One of the many quirks of the English language (and most languages) is our knack for twisting words into proverbs, phrases, and idioms. But often, the literal meaning of those word combinations makes no sense at all.
Even more often, native speakers are so used to hearing and using these sayings that they don’t even think about the meaning. They just instantly understand the phrasing due to familiarity and context.
There are hundreds, if not thousands, of idioms out there. Here, we’ll survey a few of the most well-known — see if you know what they really mean.
Sick as a Dog
In 17th-century Britain, people often associated dogs with vomiting a lot; that's where this saying comes from. If you’re sick, especially with your head in a toilet, you’re sick as a dog.
Every Dog Has His Day
Even the mangiest among us will have a good, triumphant day at some point. This saying could be offensive, or could be used to inspire hope.
Close, but No Cigar
At fairs and carnivals of yore, cigars were often given as prizes for some of their games. As we all know, fair games are often quite unfair. Rigged near-misses are common, so many players' results would have been close, but no cigar.
All That Glitters Is Not Gold
Similar to “the grass is always greener on the other side,” the idea here is that things may appear nice from a distance, but the reality is often not what you thought it would be. While the notion has been around for a long time, its original form comes to us from the Bard himself. Shakespeare's The Merchant of Venice, 1596, has the line as "all that glisters is not gold."

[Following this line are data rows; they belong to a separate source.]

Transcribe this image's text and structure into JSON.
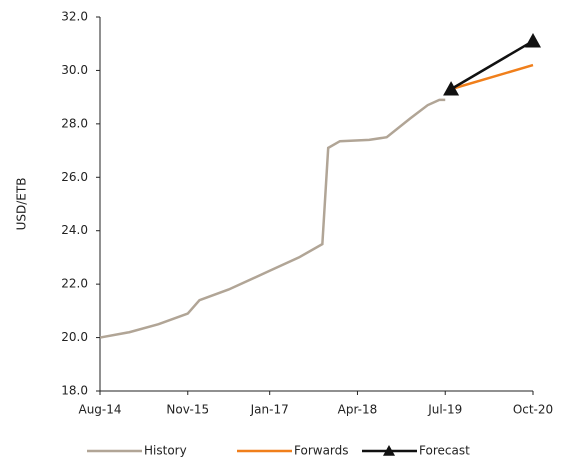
{
  "chart_data": {
    "type": "line",
    "y_label": "USD/ETB",
    "ylim": [
      18,
      32
    ],
    "yticks": [
      {
        "value": 18,
        "label": "18.0"
      },
      {
        "value": 20,
        "label": "20.0"
      },
      {
        "value": 22,
        "label": "22.0"
      },
      {
        "value": 24,
        "label": "24.0"
      },
      {
        "value": 26,
        "label": "26.0"
      },
      {
        "value": 28,
        "label": "28.0"
      },
      {
        "value": 30,
        "label": "30.0"
      },
      {
        "value": 32,
        "label": "32.0"
      }
    ],
    "xlim": [
      "2014-08",
      "2020-10"
    ],
    "xticks": [
      {
        "value": "2014-08",
        "label": "Aug-14"
      },
      {
        "value": "2015-11",
        "label": "Nov-15"
      },
      {
        "value": "2017-01",
        "label": "Jan-17"
      },
      {
        "value": "2018-04",
        "label": "Apr-18"
      },
      {
        "value": "2019-07",
        "label": "Jul-19"
      },
      {
        "value": "2020-10",
        "label": "Oct-20"
      }
    ],
    "series": [
      {
        "name": "History",
        "color": "#b1a596",
        "x": [
          "2014-08",
          "2015-01",
          "2015-06",
          "2015-11",
          "2016-01",
          "2016-06",
          "2017-01",
          "2017-06",
          "2017-10",
          "2017-11",
          "2018-01",
          "2018-06",
          "2018-09",
          "2019-01",
          "2019-04",
          "2019-06",
          "2019-07"
        ],
        "values": [
          20.0,
          20.2,
          20.5,
          20.9,
          21.4,
          21.8,
          22.5,
          23.0,
          23.5,
          27.1,
          27.35,
          27.4,
          27.5,
          28.2,
          28.7,
          28.9,
          28.9
        ]
      },
      {
        "name": "Forwards",
        "color": "#f07f1b",
        "x": [
          "2019-08",
          "2020-10"
        ],
        "values": [
          29.3,
          30.2
        ]
      },
      {
        "name": "Forecast",
        "color": "#111111",
        "marker": "triangle",
        "x": [
          "2019-08",
          "2020-10"
        ],
        "values": [
          29.3,
          31.1
        ]
      }
    ]
  }
}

When in Rome, Do as the Romans Do
Often shortened to simply “when in Rome,” this phrase has expanded far beyond referencing the Italian city. It is now used to justify any behavior that could be attributed as specifically popular in the local setting, such as dining late in Spain or cheek kisses in France.

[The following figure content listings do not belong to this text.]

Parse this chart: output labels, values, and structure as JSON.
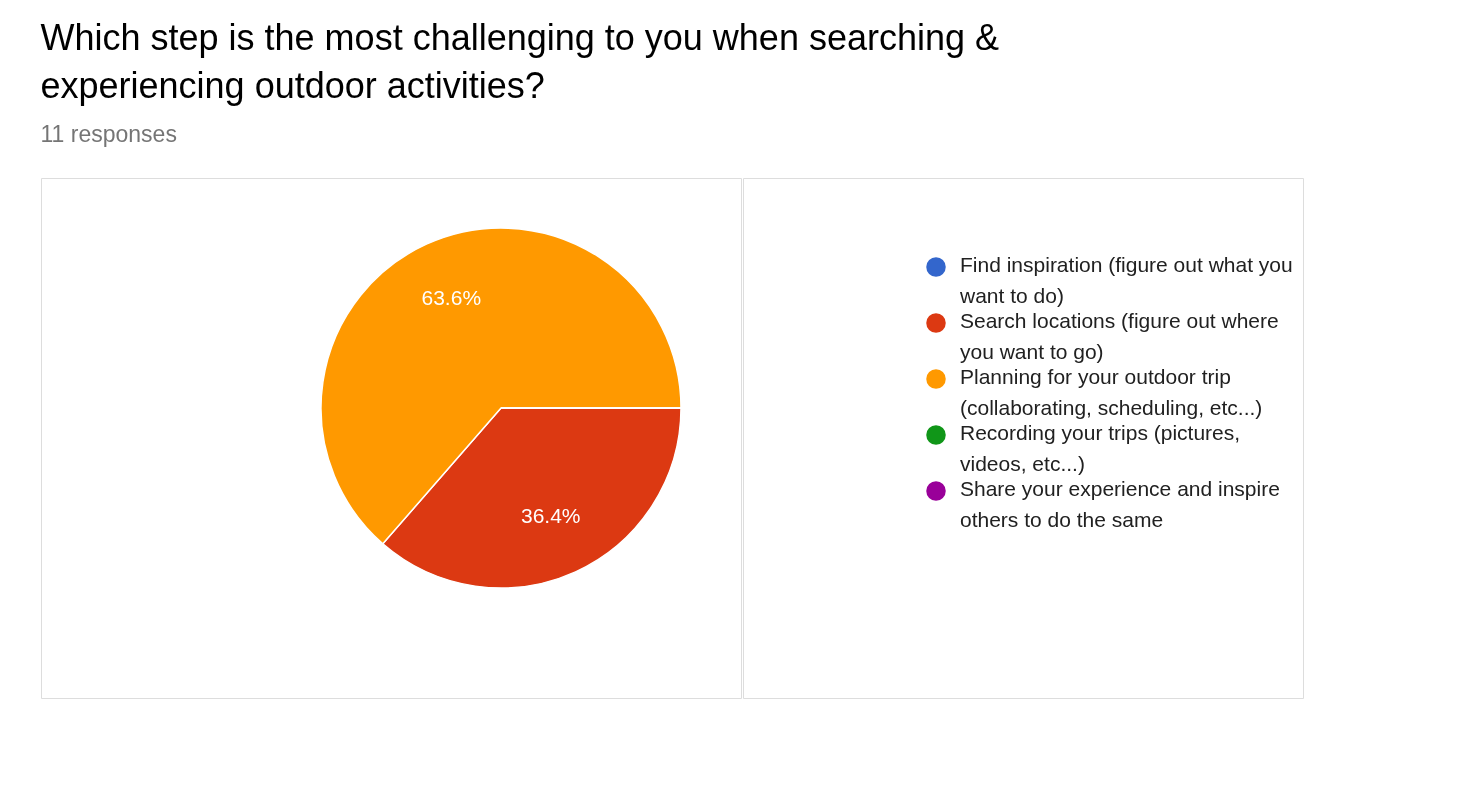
{
  "chart_data": {
    "type": "pie",
    "title": "Which step is the most challenging to you when searching & experiencing outdoor activities?",
    "subtitle": "11 responses",
    "categories": [
      "Find inspiration (figure out what you want to do)",
      "Search locations (figure out where you want to go)",
      "Planning for your outdoor trip (collaborating, scheduling, etc...)",
      "Recording your trips (pictures, videos, etc...)",
      "Share your experience and inspire others to do the same"
    ],
    "values": [
      0,
      36.4,
      63.6,
      0,
      0
    ],
    "colors": [
      "#3366cc",
      "#dc3912",
      "#ff9900",
      "#109618",
      "#990099"
    ],
    "value_labels": [
      null,
      "36.4%",
      "63.6%",
      null,
      null
    ],
    "legend": "right"
  }
}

All’s Fair in Love and War
There are few experiences more extreme than being in love or involved in a war. Anything is fair under these circumstances. Using the phrase suggests that rule applies to all intense situations; any behavior is justifiable.
Among the Blind, the One-Eyed Man Is King
To borrow another cliché, it's all relative. Even a person with few skills is better than a person with no skills.
Beauty Is in the Eye of the Beholder
The beauty of a person, place, view, or anything else is an abstract, subjective concept. The value is determined by the person who is experiencing it. Beauty is down to interpretation, and something uninspiring to one person could be breathtaking to another.
Beggars Can’t Be Choosers
Those reliant on the generosity of others must accept what they are given, and cannot influence what they receive. It's another way of telling someone they can't be too picky.
Curiosity Killed The cat
Investigating other peoples’ business, or things that you have no involvement in, can have bad results. Be careful what you stick your nose into.
Don’t Count Your Chickens Before They Hatch
Nothing in life is guaranteed, so don’t count on potential good things until that potential has been realized.
Don’t Put All Your Eggs in One Basket
If you put all your hopes into one thing, and that thing doesn’t work out, you’ll be in trouble. Sometimes, baskets break or fall, and that’s bad news for the eggs inside them.
It Takes Two to Tango
If a situation involves more than one person, then the responsibility of the outcome lies with both parties.
Don’t Judge a Book by Its Cover
The external appearance of a book gives almost no information compared to the thousands of words contained inside it. This idea applies to more than just books. A person’s looks have very little, if anything, to tell you about who they are within.